A survey finds that most companies will increase spending for online marketing.
Thad Rueter , Senior Editor
Online marketing will get a boost this year in the United Kingdom, according to a report released today, with 68% of surveyed companies planning to increase their digital marketing budgets over the next 12 months. By comparison, 16% of companies will spend more on non-digital marketing this year than in 2011.
The findings from research and consulting firm Econsultancy and marketing services company Experian Marketing Services are based on a survey of 500 unidentified firms conducted in December and January. On average, the survey finds, respondents will spend 36% of their total marketing budgets on digital efforts in 2012, slightly less than 37% in 2011.
“The majority of companies are increasing investment in both established digital channels, such as e-mail and paid search, as well as fast-growing areas such as social media and mobile marketing,” says Econsultancy research director Linus Gregoriadis.
For companies that plan to spend more on digital marketing, 79% of them will increase spending by more than 10%. And for all respondents, 56% of them plan to hire more employees for their digital marketing staffs, up from 51% that said the same thing for last year’s survey.
“With many companies being forced to tighten their belts due to uncertain economic conditions, it is also encouraging to see so many organizations expanding their digital teams to harness the opportunities to engage and sell to consumers in a fast-changing digital environment,” Gregoriadis says.

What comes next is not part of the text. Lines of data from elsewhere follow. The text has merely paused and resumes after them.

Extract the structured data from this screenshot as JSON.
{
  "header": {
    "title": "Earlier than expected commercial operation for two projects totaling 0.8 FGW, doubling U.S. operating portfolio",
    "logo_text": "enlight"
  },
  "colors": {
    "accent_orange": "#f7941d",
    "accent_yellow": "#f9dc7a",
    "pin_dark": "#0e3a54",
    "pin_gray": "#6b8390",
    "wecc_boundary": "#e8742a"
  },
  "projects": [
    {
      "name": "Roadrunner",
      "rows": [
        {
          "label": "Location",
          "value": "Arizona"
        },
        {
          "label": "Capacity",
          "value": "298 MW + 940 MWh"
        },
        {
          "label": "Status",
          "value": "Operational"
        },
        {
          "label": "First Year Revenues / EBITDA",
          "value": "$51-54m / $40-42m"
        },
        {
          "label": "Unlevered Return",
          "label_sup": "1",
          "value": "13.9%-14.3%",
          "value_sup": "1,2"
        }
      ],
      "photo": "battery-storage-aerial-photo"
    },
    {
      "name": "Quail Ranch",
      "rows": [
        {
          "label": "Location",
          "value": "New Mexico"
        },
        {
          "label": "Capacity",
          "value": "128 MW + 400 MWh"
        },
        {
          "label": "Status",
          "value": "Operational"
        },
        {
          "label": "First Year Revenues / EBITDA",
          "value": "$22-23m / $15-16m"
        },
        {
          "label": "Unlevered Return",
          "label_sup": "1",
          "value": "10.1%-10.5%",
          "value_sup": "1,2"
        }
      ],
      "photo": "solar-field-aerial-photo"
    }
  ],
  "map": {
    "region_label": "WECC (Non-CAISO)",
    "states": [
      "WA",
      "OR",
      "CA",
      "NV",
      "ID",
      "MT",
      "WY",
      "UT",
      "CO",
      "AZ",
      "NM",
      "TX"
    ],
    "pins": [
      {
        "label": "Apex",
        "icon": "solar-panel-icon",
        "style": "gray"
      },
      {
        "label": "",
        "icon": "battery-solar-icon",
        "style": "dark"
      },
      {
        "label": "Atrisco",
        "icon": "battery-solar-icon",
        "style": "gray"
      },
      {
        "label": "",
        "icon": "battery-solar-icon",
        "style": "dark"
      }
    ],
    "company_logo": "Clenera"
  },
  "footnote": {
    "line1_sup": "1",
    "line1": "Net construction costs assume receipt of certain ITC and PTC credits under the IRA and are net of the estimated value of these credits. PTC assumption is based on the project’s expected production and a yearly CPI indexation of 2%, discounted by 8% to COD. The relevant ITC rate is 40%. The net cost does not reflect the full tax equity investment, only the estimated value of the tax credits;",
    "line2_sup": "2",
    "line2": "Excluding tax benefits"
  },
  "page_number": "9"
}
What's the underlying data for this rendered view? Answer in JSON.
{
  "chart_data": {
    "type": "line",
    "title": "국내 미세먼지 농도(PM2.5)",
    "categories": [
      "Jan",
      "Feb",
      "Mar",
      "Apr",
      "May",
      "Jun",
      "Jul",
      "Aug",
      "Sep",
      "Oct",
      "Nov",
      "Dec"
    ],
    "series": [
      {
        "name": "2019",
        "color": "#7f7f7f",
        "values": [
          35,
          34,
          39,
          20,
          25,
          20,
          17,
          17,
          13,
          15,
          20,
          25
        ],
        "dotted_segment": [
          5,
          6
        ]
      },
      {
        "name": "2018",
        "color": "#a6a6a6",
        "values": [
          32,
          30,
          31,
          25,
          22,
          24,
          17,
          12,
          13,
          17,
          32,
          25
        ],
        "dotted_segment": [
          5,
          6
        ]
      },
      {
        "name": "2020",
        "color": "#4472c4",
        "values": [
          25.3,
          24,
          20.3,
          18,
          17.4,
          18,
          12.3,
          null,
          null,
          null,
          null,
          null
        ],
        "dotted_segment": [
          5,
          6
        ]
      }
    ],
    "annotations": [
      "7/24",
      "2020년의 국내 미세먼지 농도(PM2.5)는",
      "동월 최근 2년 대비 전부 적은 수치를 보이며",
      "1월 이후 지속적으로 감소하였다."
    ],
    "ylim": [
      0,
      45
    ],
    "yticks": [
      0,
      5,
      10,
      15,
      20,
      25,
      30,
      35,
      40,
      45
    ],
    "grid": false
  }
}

The report also found that:
• Company culture and lack of employees are the two main reasons that prevent companies from doing more digital marketing.
• 55% of respondents say they have a “very good” or “good” understanding of the return on investment for digital marketing, higher than the 44% for non-digital efforts.
• 69% of respondents plan to spend more this year than in 2011 on social marketing via Facebook, Twitter and similar outlets.
• 57% of respondents say they will invest in mobile applications in 2012.